Comparing card models, at no surprise : V100 high end card has the top performance ; RTX6000 and RTX2080Ti which have close hardware architecture except memory size have almost the same performance.
Data sample batch size is a commonly used parameter to tune performance for deep learning training on GPU. The bigger the batch, the more data samples the model trains with on the GPU without data transfers from and to the host server. Batch size is limited by the GPU memory size minus the memory footprint of the model and its computation variables.
As expected, we observed a performance gain when increasing batch size, though it becomes minimal when data transfer to and from the GPU takes far less time than training on samples. Using the highest possible batch size for a model and GPU usually gives the best performance. Nevertheless, the observed gains suggest it is not worth buying a more expensive / higher memory GPU only for that purpose.
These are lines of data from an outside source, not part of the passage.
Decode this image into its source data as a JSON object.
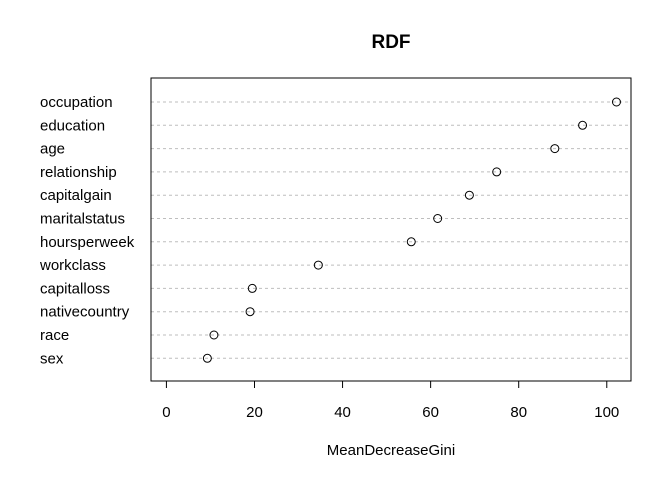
{
  "chart_data": {
    "type": "scatter",
    "title": "RDF",
    "xlabel": "MeanDecreaseGini",
    "ylabel": "",
    "xlim": [
      -3.5,
      105.5
    ],
    "x_ticks": [
      0,
      20,
      40,
      60,
      80,
      100
    ],
    "grid": "dotted horizontal lines per category",
    "marker": "open circle",
    "points": [
      {
        "label": "occupation",
        "value": 102.2
      },
      {
        "label": "education",
        "value": 94.5
      },
      {
        "label": "age",
        "value": 88.2
      },
      {
        "label": "relationship",
        "value": 75.0
      },
      {
        "label": "capitalgain",
        "value": 68.8
      },
      {
        "label": "maritalstatus",
        "value": 61.6
      },
      {
        "label": "hoursperweek",
        "value": 55.6
      },
      {
        "label": "workclass",
        "value": 34.5
      },
      {
        "label": "capitalloss",
        "value": 19.5
      },
      {
        "label": "nativecountry",
        "value": 19.0
      },
      {
        "label": "race",
        "value": 10.8
      },
      {
        "label": "sex",
        "value": 9.3
      }
    ]
  }
}
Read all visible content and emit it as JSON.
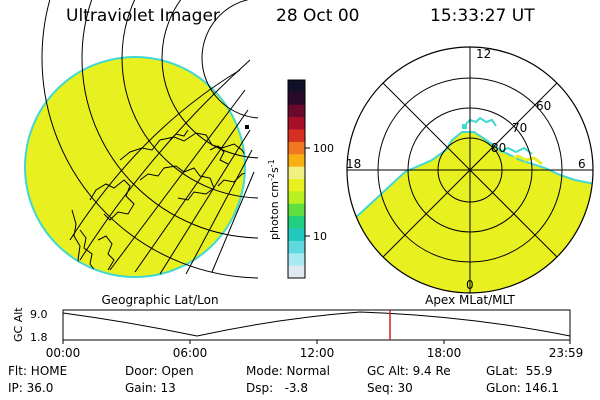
{
  "header": {
    "title": "Ultraviolet Imager",
    "date": "28 Oct 00",
    "time": "15:33:27 UT"
  },
  "geo_panel": {
    "label": "Geographic Lat/Lon"
  },
  "polar_panel": {
    "label": "Apex MLat/MLT",
    "mlt_labels": {
      "top": "12",
      "left": "18",
      "right": "6",
      "bottom": "0"
    },
    "lat_labels": [
      "60",
      "70",
      "80"
    ]
  },
  "colorbar": {
    "unit_label": "photon cm-2s-1",
    "unit_main": "photon cm",
    "unit_sup1": "-2",
    "unit_mid": "s",
    "unit_sup2": "-1",
    "ticks": [
      "100",
      "10"
    ],
    "colors_top_to_bottom": [
      "#101028",
      "#2a0a2a",
      "#6a0a2a",
      "#a8102a",
      "#d83020",
      "#f07820",
      "#f8b010",
      "#f0f080",
      "#e8f020",
      "#b8f020",
      "#60e040",
      "#20d080",
      "#20c8c0",
      "#60d8e0",
      "#a8e8f0",
      "#e0e8f0"
    ]
  },
  "altitude_plot": {
    "y_axis_label": "GC Alt",
    "y_ticks": [
      "9.0",
      "1.8"
    ],
    "x_ticks": [
      "00:00",
      "06:00",
      "12:00",
      "18:00",
      "23:59"
    ],
    "current_time_marker": "15:33",
    "marker_color": "#d02020"
  },
  "status": {
    "flt": "Flt: HOME",
    "ip": "IP: 36.0",
    "door": "Door: Open",
    "gain": "Gain: 13",
    "mode": "Mode: Normal",
    "dsp": "Dsp:   -3.8",
    "gc_alt": "GC Alt: 9.4 Re",
    "seq": "Seq: 30",
    "glat": "GLat:  55.9",
    "glon": "GLon: 146.1"
  },
  "colors": {
    "emission": "#e8f020",
    "emission_edge": "#40d8d0"
  }
}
We then tried to scale training to multiple GPUs on the same host, scaling the batch size in the same proportion.
In our test, GTX1080Ti scaled poorly. V100 was the nearest from ideal linear scaling, with the help of the NVLink (SXM) between the node’s GPUs.
Finally we tried to get the best performance out of each card by using mixed precision training and maximum possible batch size.
In terms of raw performance, 32GB memory high end V100 increased the lead over other cards, all in the 11-24GB range.
More interesting, we estimated the cost of the GPU cards for education/research divided by the training speed (100x euros / example / s) : the lower, the better (more money efficient card). Please note this only includes the GPU cost, considering the full investment cost or the TCO would probably reduce the differences.
As expected, consumer GPUs (GeForce) have the higher training speed per euro for this test. Nevertheless, a closer comparison between GeForce RTX2080Ti (11GB memory) and Titan RTX, Quadro RTX6000 (24GB memory) and RTX5000 shows most of the difference comes from the price of the GPU memory. Thus it is a good choice to favor professional cards over consumer cards, but only buy a higher memory GPU if you need to train a bigger model that would not fit in another card’s memory.
Finally we estimated the power efficiency of the GPU cards (W.h per training epoch) : the lower, the more power efficient. Please note this does not include the full imputable power consumption of the training (server, cooling) that would probably lower the differences.
In terms of power efficiency, the general purpose computation (GPGPU) Tesla cards (T4 and V100) are the more efficient. The older GTX1080Ti lags behind, mainly because of the lack of hardware support for mixed precision.
From a sustainable development point of view, using mixed precision training (versus FP32) gives an obvious gain. When a computation is not urgent, using the power efficient and relatively cheap T4 cards is also advisable.